By the time I reached page 271, equation 11.8, I was too confused about what the bold nabla symbol meant. Trying to understand (11.8), I tried several different definitions of ## \boldsymbol \nabla ##, but nothing worked. Somewhere around here and slightly beyond, I was not understanding the math at all, so I Googled. One of the things that popped up was Carroll's Lecture Notes. On pages 75 through 77 I found enough information to eventually figure out a consistent set of terms & notations for all these derivatives that actually seems to give me the same answers as Carroll and makes some sense of MTW. I don't know if my set of definitions is the same as the mainstream or if they even make sense to anyone else, but they make sense to me. The task(s) I'm working on now is to go back through MTW, identify all the places that confused me before, and reread & rewrite MTW's text & math in my notation to see if it makes MTW any more sensible to me. Preliminary experience indicates that MTW can be rewritten to make more sense to me, but there are still a lot of places that don't. So, I may have finally found the right definitions and can start making some progress.
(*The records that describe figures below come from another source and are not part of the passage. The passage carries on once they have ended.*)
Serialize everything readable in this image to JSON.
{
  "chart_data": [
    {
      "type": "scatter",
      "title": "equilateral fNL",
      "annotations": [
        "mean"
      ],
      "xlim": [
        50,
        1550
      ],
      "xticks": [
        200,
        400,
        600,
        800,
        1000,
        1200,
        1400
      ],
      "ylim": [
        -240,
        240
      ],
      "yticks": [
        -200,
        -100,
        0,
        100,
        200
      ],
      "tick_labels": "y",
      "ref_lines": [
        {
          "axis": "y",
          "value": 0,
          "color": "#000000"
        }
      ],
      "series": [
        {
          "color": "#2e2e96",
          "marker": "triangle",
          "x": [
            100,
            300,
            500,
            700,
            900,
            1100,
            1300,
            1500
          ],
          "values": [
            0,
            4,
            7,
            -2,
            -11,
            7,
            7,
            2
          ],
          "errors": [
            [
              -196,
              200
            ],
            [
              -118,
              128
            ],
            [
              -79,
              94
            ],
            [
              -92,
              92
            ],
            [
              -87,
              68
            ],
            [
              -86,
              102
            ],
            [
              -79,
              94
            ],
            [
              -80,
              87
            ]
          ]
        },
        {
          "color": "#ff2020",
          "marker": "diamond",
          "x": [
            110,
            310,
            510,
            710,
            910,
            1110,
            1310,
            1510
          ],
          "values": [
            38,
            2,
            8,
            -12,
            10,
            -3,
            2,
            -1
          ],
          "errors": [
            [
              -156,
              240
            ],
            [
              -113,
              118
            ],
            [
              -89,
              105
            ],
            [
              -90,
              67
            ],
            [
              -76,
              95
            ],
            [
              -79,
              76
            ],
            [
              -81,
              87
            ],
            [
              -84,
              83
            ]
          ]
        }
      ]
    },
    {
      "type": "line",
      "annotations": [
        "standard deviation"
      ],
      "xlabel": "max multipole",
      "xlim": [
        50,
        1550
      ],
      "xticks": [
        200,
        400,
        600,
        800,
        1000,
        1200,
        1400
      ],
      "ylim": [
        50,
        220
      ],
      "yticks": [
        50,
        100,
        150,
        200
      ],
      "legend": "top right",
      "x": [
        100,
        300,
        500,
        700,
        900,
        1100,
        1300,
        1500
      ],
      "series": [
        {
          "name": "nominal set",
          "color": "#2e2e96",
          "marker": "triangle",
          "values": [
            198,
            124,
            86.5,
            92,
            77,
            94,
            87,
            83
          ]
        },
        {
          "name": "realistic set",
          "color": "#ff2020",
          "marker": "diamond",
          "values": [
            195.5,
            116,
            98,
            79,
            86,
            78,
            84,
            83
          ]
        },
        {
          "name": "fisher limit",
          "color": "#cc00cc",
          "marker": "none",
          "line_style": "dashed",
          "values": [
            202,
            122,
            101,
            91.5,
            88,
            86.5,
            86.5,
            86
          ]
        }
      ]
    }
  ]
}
This post is not meant to be a rigorous proof that MTW is inconsistent or sloppy in their notation. Probably anyone who has any business reading MTW would not be confused because they are either smart enough to figure it out without a lot of hand-holding (that ain't me) or they've already mastered the math (also not me) & MTW is just intended to show them how to apply it to general relativity. So most readers here will probably wonder how I could have gotten so confused. But for this particular, self-guided hobbyist, it was enough to hold me up for quite awhile. And now that I'm in review & recover mode, I see better what they mean, but I still feel that some of their wording & even the math is inconsistent in some places. I'm confident that that fact means I still don't know what I'm doing.
Finally, I'd like to echo one sentiment of an earlier poster:
vanhees71 said:
The overall concept of MTW and the presentation of the material, however, is outstanding.
If I did not agree, I would never have spent so much time trying to understand it. I have found no other book that covers as much material, even if the coverage is a challenge for the likes of me. Well, it keeps me off the streets at night.